= Milan Radin (politician) =

Serbian politician

Milan Radin (Милан Радин; born 1988) is a politician in Serbia. He was elected to the National Assembly of Serbia in the 2020 Serbian parliamentary election. Radin is a member of the Serbian Progressive Party.

==Early life and private career==
Radin was born in Belgrade, in what was then the Socialist Republic of Serbia in the Socialist Federal Republic of Yugoslavia. He has a degree from the Faculty of European Legal and Political Science in Novi Sad and subsequently received a Master of Business Administration degree. He has been the executive director of Mala Mlekara and now lives in Novi Sad.

==Politician==
Radin has been a member of the Progressive Party's Youth Union. In 2018, he took part in a Progressive Party delegation to a meeting of the European People's Party in Athens, Greece.

===Municipal politics===
Radin received the seventy-fourth position on the Progressive Party's electoral list for the Novi Sad municipal assembly in the 2012 Serbian local elections and was not returned when the list won fifteen mandates. He was promoted to the fifty-second position in the 2016 local elections and was again not elected when the list won thirty-eight seats.

===Parliamentarian===
Radin received the eighty-eighth position on the Progressive Party's Aleksandar Vučić — For Our Children coalition list in the 2020 Serbian parliamentary election and was elected when the list won a landslide majority with 188 mandates.

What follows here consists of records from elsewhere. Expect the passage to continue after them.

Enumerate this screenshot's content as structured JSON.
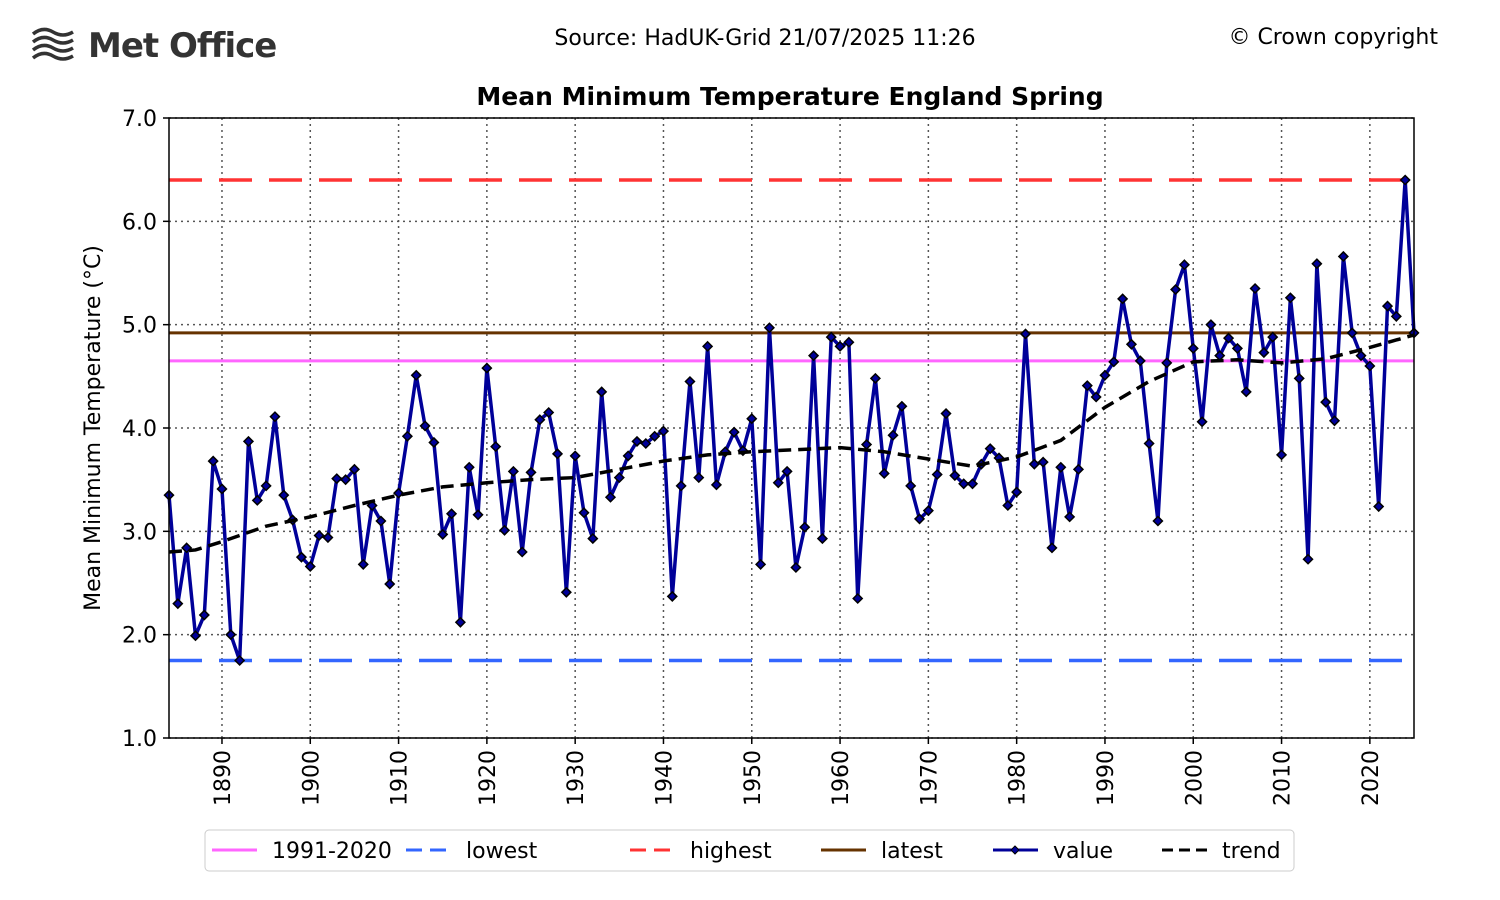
{
  "header": {
    "logo_text": "Met Office",
    "source": "Source: HadUK-Grid 21/07/2025 11:26",
    "copyright": "© Crown copyright"
  },
  "chart_data": {
    "type": "line",
    "title": "Mean Minimum Temperature England Spring",
    "xlabel": "",
    "ylabel": "Mean Minimum Temperature (°C)",
    "xlim": [
      1884,
      2025
    ],
    "ylim": [
      1.0,
      7.0
    ],
    "yticks": [
      "1.0",
      "2.0",
      "3.0",
      "4.0",
      "5.0",
      "6.0",
      "7.0"
    ],
    "xticks": [
      "1890",
      "1900",
      "1910",
      "1920",
      "1930",
      "1940",
      "1950",
      "1960",
      "1970",
      "1980",
      "1990",
      "2000",
      "2010",
      "2020"
    ],
    "grid": true,
    "legend_position": "bottom",
    "colors": {
      "baseline": "#ff66ff",
      "lowest": "#3366ff",
      "highest": "#ff3333",
      "latest": "#663300",
      "value": "#000099",
      "trend": "#000000"
    },
    "reference_lines": {
      "baseline": 4.65,
      "lowest": 1.75,
      "highest": 6.4,
      "latest": 4.92
    },
    "legend": [
      "1991-2020",
      "lowest",
      "highest",
      "latest",
      "value",
      "trend"
    ],
    "start_year": 1884,
    "values": [
      3.35,
      2.3,
      2.84,
      1.99,
      2.19,
      3.68,
      3.41,
      2.0,
      1.75,
      3.87,
      3.3,
      3.44,
      4.11,
      3.35,
      3.11,
      2.75,
      2.66,
      2.96,
      2.94,
      3.51,
      3.5,
      3.6,
      2.68,
      3.25,
      3.1,
      2.49,
      3.37,
      3.92,
      4.51,
      4.02,
      3.86,
      2.97,
      3.17,
      2.12,
      3.62,
      3.16,
      4.58,
      3.82,
      3.01,
      3.58,
      2.8,
      3.57,
      4.08,
      4.15,
      3.75,
      2.41,
      3.73,
      3.18,
      2.93,
      4.35,
      3.33,
      3.52,
      3.73,
      3.87,
      3.85,
      3.92,
      3.97,
      2.37,
      3.44,
      4.45,
      3.52,
      4.79,
      3.45,
      3.77,
      3.96,
      3.78,
      4.09,
      2.68,
      4.97,
      3.47,
      3.58,
      2.65,
      3.04,
      4.7,
      2.93,
      4.88,
      4.79,
      4.83,
      2.35,
      3.84,
      4.48,
      3.56,
      3.93,
      4.21,
      3.44,
      3.12,
      3.2,
      3.55,
      4.14,
      3.54,
      3.46,
      3.46,
      3.65,
      3.8,
      3.71,
      3.25,
      3.38,
      4.91,
      3.65,
      3.67,
      2.84,
      3.62,
      3.14,
      3.6,
      4.41,
      4.3,
      4.51,
      4.64,
      5.25,
      4.81,
      4.65,
      3.85,
      3.1,
      4.63,
      5.34,
      5.58,
      4.77,
      4.06,
      5.0,
      4.7,
      4.87,
      4.77,
      4.35,
      5.35,
      4.73,
      4.88,
      3.74,
      5.26,
      4.48,
      2.73,
      5.59,
      4.25,
      4.07,
      5.66,
      4.92,
      4.7,
      4.6,
      3.24,
      5.18,
      5.08,
      6.4,
      4.92
    ],
    "trend": {
      "x": [
        1884,
        1887,
        1890,
        1895,
        1900,
        1905,
        1910,
        1915,
        1920,
        1925,
        1930,
        1935,
        1940,
        1945,
        1950,
        1955,
        1960,
        1965,
        1970,
        1975,
        1980,
        1985,
        1990,
        1995,
        2000,
        2005,
        2010,
        2015,
        2020,
        2025
      ],
      "y": [
        2.8,
        2.82,
        2.9,
        3.05,
        3.14,
        3.25,
        3.35,
        3.43,
        3.47,
        3.5,
        3.52,
        3.6,
        3.68,
        3.74,
        3.77,
        3.79,
        3.81,
        3.77,
        3.7,
        3.63,
        3.72,
        3.88,
        4.2,
        4.45,
        4.64,
        4.66,
        4.63,
        4.67,
        4.78,
        4.9
      ]
    }
  }
}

He is now a member of the European integration committee; a deputy member of the committee on education, science, technological development, and the information society; a member of the subcommittee on the information society and digitalization; a substitute member of the Serbia's delegation to the Parliamentary Assembly of the Council of Europe; the leader of Serbia's parliamentary friendship group with South Africa; and a member of the parliamentary friendship groups with Argentina, Austria, Belgium, Brazil, Canada, China, Cuba, Cyprus, the Czech Republic, Denmark, Finland, France, Georgia, Germany, Greece, Hungary, Ireland, Israel, Italy, Japan, Malta, the Netherlands, North Macedonia, Norway, Poland, Russia, Slovakia, South Korea, Spain, Sweden, Switzerland, Turkey, the United Kingdom, and the United States of America.